A self-described "male tomboy" or "action transvestite," Izzard said he has gone through periods of wanting to wear falsies and not wanting to wear them. He was in a no-chest period for a number of years, but then he says he got "breast envy" and ordered the enhancement via the mail.

"If you can buy them, flaunt them," he said.

The shapely faux figure is indeed as slimming as Izzard said it is, and he recommended the augmentation to any man who'd like to detract attention from his thickening belly. Whether the many straight men in the audience will seriously consider Izzard's advice remains to be seen.
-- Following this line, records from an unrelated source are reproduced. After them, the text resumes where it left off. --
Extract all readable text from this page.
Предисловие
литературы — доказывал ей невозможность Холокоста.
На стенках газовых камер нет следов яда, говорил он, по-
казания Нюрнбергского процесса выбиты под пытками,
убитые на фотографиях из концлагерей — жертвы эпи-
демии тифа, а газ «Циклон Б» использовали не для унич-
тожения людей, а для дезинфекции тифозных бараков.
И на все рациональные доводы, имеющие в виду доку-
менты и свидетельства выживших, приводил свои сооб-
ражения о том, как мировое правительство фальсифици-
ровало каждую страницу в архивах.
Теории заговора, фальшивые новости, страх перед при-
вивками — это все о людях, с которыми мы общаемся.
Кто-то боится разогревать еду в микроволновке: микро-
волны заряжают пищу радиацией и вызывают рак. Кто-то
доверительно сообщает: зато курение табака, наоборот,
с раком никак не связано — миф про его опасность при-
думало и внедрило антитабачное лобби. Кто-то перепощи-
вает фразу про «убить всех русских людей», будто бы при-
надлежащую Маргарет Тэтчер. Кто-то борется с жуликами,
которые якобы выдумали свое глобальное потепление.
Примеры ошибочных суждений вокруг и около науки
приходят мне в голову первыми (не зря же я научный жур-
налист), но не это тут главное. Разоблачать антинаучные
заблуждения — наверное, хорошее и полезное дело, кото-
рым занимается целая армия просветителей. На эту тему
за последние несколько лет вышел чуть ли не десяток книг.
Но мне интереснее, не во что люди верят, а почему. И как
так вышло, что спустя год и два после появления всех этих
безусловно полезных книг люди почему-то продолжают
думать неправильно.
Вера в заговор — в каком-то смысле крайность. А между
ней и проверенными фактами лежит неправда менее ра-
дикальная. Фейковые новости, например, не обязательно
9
Tuesday night's enthusiastic crowd was remarkably diverse, especially in terms of age. There were screaming teenagers and equally vocal older ladies. Of course, there were also the devout Izzard fans who fill the first few rows with wild outfits and an abundance of feather boas.

When it comes to laughs, "Sexie" is on the level with "Circle," which is to say neither outing approaches the outright hilarity of "Dress to Kill," the show that served to introduce this country to the wonders of Izzard's free-flowing monologues.

There are loads of laughs in the new show as Izzard wanders through topics as diverse as Greek mythology, superheroes, Abrahamic religions, cavemen, greyhound racing and balsamic vinaigrette.

There's just nothing that makes you laugh so hard that you can't catch your breath, which happened frequently in "Dress to Kill" (rent the DVD and try to keep a straight face during the "Engelbert Humperdink is dead" routine).

Except for the breasts, there were no real surprises in "Sexie." Izzard seemingly pulls topics out of thin air -- a shy, invisible superhero named Sue, firemen and their slide-y pole, replacing fox hunting with fly hunting -- then subtly works them into the larger fabric of the two-plus-hour show.

Amazingly, he managed to combine Greek sirens, the Doppler effect and emergency vehicles into a hilarious recurring motif.

A master of the absurd, Eddie Izzard gets laughs from lines that are barely even funny. It's his timing, his outrageous charm, his bendy British accent and his somewhat enigmatic persona. He keeps you guessing, but he never lets you down.